There has been a tremendous rise in the growth of online social networks all over the world in recent years. It has facilitated users to generate a large amount of real-time content at an incessant rate, all competing with each other to attract enough attention and become popular trends. While Western online social networks such as Twitter have been well studied, the popular Chinese microblogging network Sina Weibo has had relatively lower exposure. In this paper, we analyze in detail the temporal aspect of trends and trend-setters in Sina Weibo, contrasting it with earlier observations in Twitter.

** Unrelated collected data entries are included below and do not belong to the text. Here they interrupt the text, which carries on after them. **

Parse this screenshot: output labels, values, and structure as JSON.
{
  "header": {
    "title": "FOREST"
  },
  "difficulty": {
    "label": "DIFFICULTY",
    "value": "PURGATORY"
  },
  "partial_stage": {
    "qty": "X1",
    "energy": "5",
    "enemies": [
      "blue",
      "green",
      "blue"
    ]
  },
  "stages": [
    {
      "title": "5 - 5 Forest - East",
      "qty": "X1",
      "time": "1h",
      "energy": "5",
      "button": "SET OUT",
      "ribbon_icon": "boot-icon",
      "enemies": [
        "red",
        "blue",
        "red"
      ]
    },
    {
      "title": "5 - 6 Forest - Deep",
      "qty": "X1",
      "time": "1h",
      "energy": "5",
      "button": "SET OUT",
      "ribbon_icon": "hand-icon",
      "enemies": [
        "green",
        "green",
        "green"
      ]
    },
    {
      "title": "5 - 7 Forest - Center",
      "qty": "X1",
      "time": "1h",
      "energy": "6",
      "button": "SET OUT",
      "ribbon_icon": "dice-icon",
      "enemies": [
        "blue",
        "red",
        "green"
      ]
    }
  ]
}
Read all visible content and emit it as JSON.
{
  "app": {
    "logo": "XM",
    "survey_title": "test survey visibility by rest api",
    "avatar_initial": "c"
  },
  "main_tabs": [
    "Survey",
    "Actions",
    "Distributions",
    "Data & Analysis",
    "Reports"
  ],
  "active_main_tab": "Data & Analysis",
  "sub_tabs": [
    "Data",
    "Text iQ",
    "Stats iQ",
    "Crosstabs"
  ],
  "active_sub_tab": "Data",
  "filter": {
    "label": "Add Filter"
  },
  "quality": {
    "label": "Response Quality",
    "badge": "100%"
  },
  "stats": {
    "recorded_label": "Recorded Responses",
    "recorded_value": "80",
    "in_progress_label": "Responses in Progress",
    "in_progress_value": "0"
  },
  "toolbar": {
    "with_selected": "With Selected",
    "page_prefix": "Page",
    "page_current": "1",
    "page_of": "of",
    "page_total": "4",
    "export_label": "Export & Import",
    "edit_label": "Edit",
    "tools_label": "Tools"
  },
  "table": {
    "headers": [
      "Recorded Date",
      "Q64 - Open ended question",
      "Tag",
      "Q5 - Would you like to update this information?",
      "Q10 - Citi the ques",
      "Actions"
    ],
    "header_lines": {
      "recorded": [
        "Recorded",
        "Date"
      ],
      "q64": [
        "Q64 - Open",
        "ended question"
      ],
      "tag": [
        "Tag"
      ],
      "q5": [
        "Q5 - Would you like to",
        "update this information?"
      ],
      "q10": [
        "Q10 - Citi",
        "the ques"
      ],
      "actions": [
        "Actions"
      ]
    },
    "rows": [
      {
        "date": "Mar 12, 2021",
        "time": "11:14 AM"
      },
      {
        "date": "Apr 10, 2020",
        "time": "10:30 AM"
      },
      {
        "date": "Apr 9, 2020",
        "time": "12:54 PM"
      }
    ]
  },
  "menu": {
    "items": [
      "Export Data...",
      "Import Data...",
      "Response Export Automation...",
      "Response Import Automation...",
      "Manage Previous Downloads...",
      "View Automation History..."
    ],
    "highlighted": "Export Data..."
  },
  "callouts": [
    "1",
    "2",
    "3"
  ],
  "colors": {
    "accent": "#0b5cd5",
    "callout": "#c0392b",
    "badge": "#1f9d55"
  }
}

We find that there is a vast difference in the content shared in China when compared to a global social network such as Twitter. In China, the trends are created almost entirely due to the retweets of media content such as jokes, images and videos, unlike Twitter where it has been shown that the trends tend to have more to do with current global events and news stories. We take a detailed look at the formation, persistence and decay of trends and examine the key topics that trend in Sina Weibo. One of our key findings is that retweets are much more common in Sina Weibo and contribute a lot to creating trends. When we look closer, we observe that most trends in Sina Weibo are due to the continuous retweets of a small percentage of fraudulent accounts. These fake accounts are set up to artificially inflate certain posts, causing them to shoot up into Sina Weibos trending list, which are in turn displayed as the most popular topics to users.